Emergent Topological Complexity in the Barabasi-Albert Model with Higher-Order Interactions

Abstract

We examine the homological structure of the Barabasi-Albert model, focusing on the time evolution of $Δ$-dimensional simplices and topological holes as functions of time $t$ and the attachment parameter $m$ (the number of edges added by each incoming node). Numerical simulations reveal a non-trivial topological transition (TT) in the $(Δ, m)$ plane, marking a change from a topologically trivial regime to non-trivial topology. This transition signals the emergence of topological complexity in the model, where higher-order structures develop self-similarly across scales. Beyond this transition, the network exhibits self-similar topological growth, evidenced by a power-law decay in the increments of $Δ$-simplices with $m$-dependent exponents. An analogous transition occurs in the Betti numbers, which display self-similar behavior near the TT and an arctangent dependence farther from it.
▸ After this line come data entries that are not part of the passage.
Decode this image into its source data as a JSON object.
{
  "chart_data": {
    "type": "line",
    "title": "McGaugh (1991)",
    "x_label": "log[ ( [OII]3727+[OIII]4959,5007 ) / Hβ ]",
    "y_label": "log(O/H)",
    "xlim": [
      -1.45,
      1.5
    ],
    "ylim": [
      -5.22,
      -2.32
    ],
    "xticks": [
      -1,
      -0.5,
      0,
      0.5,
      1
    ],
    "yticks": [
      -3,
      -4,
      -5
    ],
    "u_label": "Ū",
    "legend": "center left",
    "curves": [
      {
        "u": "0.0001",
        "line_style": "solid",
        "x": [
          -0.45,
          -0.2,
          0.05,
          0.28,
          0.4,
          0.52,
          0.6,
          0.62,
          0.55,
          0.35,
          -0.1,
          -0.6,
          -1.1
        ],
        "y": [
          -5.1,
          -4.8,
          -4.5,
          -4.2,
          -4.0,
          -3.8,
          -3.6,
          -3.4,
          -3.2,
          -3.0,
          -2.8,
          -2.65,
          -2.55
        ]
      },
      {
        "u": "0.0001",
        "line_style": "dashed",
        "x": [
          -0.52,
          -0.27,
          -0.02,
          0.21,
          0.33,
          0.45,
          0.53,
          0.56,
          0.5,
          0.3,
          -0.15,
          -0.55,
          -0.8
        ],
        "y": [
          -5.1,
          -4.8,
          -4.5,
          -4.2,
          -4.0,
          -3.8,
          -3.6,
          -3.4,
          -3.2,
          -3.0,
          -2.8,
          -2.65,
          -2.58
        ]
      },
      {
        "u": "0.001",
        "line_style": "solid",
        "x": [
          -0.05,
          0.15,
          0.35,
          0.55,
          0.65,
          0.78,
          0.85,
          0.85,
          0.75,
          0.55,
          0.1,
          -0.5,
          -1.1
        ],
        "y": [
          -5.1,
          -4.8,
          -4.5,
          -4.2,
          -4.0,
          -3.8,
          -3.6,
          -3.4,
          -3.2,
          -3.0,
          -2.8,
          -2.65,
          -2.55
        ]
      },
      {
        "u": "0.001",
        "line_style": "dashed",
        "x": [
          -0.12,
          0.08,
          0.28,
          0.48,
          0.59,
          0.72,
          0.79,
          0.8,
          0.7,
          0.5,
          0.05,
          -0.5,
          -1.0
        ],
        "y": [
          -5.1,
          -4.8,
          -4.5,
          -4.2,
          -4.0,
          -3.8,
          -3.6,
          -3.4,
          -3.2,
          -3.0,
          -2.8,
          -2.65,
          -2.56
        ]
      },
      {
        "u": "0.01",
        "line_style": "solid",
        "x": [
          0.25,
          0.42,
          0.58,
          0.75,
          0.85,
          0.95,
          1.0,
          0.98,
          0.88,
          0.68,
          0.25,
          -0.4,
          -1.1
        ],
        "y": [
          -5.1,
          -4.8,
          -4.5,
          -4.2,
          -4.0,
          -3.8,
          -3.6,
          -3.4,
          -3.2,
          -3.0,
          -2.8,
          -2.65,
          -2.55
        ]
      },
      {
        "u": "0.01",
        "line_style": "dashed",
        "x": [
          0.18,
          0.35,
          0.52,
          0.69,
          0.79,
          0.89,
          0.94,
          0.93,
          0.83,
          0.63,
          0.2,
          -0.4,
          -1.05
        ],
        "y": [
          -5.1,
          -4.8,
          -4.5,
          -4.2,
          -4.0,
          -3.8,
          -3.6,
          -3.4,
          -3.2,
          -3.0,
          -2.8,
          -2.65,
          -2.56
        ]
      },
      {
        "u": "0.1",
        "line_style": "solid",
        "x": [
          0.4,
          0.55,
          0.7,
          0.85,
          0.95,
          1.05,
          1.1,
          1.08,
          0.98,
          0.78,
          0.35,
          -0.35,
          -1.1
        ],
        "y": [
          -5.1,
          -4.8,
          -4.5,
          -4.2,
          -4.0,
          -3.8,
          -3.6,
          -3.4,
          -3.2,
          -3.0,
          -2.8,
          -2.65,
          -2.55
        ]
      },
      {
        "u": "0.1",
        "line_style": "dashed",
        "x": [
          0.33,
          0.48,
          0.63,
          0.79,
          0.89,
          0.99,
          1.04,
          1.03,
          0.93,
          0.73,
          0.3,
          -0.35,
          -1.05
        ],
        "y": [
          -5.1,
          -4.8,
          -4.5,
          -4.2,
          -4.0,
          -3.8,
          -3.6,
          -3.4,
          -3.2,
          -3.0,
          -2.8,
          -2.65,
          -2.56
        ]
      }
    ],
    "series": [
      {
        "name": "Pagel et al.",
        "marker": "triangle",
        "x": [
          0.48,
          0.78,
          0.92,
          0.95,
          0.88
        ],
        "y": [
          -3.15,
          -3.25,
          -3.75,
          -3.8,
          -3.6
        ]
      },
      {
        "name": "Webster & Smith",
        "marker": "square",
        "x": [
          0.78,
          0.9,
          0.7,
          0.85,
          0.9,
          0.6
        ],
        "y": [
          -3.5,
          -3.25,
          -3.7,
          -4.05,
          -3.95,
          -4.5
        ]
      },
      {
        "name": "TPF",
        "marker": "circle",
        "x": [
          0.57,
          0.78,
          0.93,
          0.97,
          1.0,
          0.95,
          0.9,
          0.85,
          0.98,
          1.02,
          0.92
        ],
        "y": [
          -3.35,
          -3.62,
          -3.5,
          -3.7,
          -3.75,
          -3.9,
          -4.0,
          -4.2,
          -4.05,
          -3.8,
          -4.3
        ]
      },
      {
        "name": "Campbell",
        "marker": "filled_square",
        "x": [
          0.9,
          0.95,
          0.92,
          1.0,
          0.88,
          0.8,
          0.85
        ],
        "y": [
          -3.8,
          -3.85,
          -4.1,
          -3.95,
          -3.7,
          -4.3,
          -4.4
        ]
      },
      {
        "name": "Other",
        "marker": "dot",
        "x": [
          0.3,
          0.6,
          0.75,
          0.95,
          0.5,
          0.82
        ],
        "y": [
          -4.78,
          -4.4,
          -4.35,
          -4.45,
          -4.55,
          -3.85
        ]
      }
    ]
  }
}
Based on simulation data, we propose explicit scaling relations describing the behavior of both $Δ$-simplices and Betti numbers near the TT. Overall, the analysis reveals a rich, gapful topological transition structure, where topological quantities exhibit discrete jumps at the transition point.

Figures (11)

• Figure 1: (a) The increments in the number of $\Delta$-dimensional simplexes, $\delta\Sigma_{\Delta,m}$, display a power-law scaling with time $t$ for various dimensions at $m = 29$. (b) and (c) present the corresponding intercepts ($F$) and slopes ($\psi$) of this scaling behavior as functions of $m$ and $\Delta$. For a fixed $\Delta$, the values of $\psi$ approach constant asymptotic limits as $m$ increases.
• Figure 2: (a) The increments in the number of $\Delta$-dimensional simplexes, $\delta\Sigma_{\Delta,m}$, exhibit a power-law scaling with time $t$ for various dimensions at $\Delta = 2$. (b) To verify the time-independence of the function $F$ defined in Eq. \ref{['eqt:sigma_delta_t_m']}, both sides of the equation are multiplied by $t^{\psi}$, confirming that $F$ remains constant over time. (c) The dependence of the scaling exponent $\psi$ on $(m, \Delta)$ is illustrated. For clarity, the plots are shown for only four representative values of $m$.
• Figure 3: Simplicial phase transition: The total number of $\Delta$-dimensional simplexes at $t=N$ is shown for various combinations of $(m, \Delta)$. Colored disks represent parameter pairs where $\Delta$-simplexes are present, while empty disks correspond to $(m, \Delta)$ values for which such structures do not form. The boundary separating these regions, $m_{\Delta}^S=\Delta$, marks the critical parameters governing the emergence of higher-dimensional connectivity in the growing network.
• Figure 4: (a) The number of $\Delta$-dimensional simplexes at $t = t_{\mathrm{max}} = 10^4$ is shown for various combinations of $m$ and $\Delta$. The dashed lines represent the fitting curves described by Eq. \ref{['eq:sigma']}. (b) The corresponding fitting parameters, $b_{\Sigma}$ (inset) and $c_{\Sigma}$ (main panel), are plotted as functions of the simplex dimension $\Delta$. Error bars are smaller than the symbol size. The parameter $c_{\Sigma}$ exhibits a linear dependence on $\Delta$, with a slope of $1.02 \pm 0.02$ and an intercept of $0.72 \pm 0.09$. (c) When the number of $\Delta$-dimensional simplexes is plotted against $m - b_{\Sigma}$ in log–log scale, the data collapse onto straight lines, confirming the power-law behavior and supporting the validity of the proposed fitting function.
• Figure 5: The number of $\Delta$-dimensional simplexes at $t=t_{max}=10^4$ for different $m$ and $\Delta$ values normalized by $Nm$. The range of $m$ is from 1 (the line at the bottom, for $\Delta>1$) to 29 (the line at the top, for $\Delta>1$).